The 2AD Memorial Library’s Spring 2019 Lecture Series spotlights the multifaceted nature of studying the United States and World War II. The series features a range of scholars from different disciplines as they discuss the changing face of American culture and our understanding of our own history.
All talks will take place at the Millennium Library on Thursday evenings at 7PM. To book tickets email firstname.lastname@example.org, find us on Eventbrite, or phone us on 01603 774747.
“The current period of Nazi frightfulness”: Cinemagoing in the Blitz (25 April)
A night at the pictures often offers the prospect of escape, but was that possible under the threat of enemy bombers? This talk will discuss what happened to British cinemas and British cinemagoers during the Blitz.
Richard Farmer is a Lecturer in Film and Media Studies at the University of East Anglia.
Jazz and Disability (2 May)
This talk explores how early jazz reception thought of the new music and dance as disabled and even disabling. It also considers the musical careers of key jazz musicians with disabilities, inviting us to think of jazz as an enabling musical practice.
George McKay is a Professor Media Studies at the University of East Anglia and Humanities Research Council Fellow for its Connected Communities programme.
Of Mice and Krazy Kats: The History and Art of American Comics (9 May)
This talk will provide an in-depth examination of the complex history of American comics from early newspaper strips to contemporary graphic novels, including the birth of superheroes, WWII propaganda comics, controversial 1950s horror comics, and contemporary graphic novels.
Frederik Byrn Køhlert is a Lecturer in American Studies at the University of East Anglia.
Indigenous London and Beyond: Native Travellers at the Heart of Empire (16 May)
The stories of Indigenous travellers, willing or otherwise, from territories that became Canada, the US, New Zealand, and Australia show the ways in which London and Britain have for centuries been bound up in the Indigenous experience.
Coll Thrush is a Professor of History and Associate Faculty in Critical Indigenous Studies at the University of British Columbia. He is also the International Investigator on the AHRC-funded project Beyond the Spectacle: Native North American Presence in Britain.
American Apocalypse: 21st Century Climate Change Fiction (23 May)
This talk considers how the apocalyptic dangers of climate change are being addressed by American fiction. Climate change fiction, or ‘cli-fi’, offers us a way to assess, understand, and address the phenomenon of global warming and the impact of humans on their environment.

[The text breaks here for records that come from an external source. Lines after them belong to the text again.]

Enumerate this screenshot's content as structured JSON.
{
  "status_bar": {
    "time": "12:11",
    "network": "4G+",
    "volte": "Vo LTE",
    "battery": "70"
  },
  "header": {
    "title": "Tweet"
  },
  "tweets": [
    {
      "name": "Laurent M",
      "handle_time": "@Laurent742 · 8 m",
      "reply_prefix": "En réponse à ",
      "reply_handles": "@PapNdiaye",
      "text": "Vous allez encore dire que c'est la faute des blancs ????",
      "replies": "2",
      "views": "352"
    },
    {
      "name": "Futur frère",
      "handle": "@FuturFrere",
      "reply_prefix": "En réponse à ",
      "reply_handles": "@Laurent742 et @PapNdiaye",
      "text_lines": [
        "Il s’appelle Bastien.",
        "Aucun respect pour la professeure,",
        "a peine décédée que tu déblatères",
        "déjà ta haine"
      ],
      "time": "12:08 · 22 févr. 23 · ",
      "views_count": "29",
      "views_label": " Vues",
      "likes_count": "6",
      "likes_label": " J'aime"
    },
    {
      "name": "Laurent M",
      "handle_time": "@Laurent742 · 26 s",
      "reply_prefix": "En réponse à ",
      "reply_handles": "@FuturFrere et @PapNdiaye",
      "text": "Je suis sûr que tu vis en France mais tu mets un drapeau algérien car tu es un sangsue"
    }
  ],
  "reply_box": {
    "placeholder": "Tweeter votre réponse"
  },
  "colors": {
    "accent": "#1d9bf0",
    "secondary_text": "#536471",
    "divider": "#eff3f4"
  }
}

Rebecca Tillett is a Senior Lecturer in American Studies at the University of East Anglia.
A Heroic Mass Shooter? The Politics of Netflix’s The Punisher (30 May)
Due to his unyielding methods of exacting violent justice, much has been discussed about the Punisher. What is the place of Marvel’s controversial antihero within today’s politics? How has his new Netflix series been received in the Trump era?
Miriam Kent is a Lecturer in Film and Media Studies at the University of East Anglia.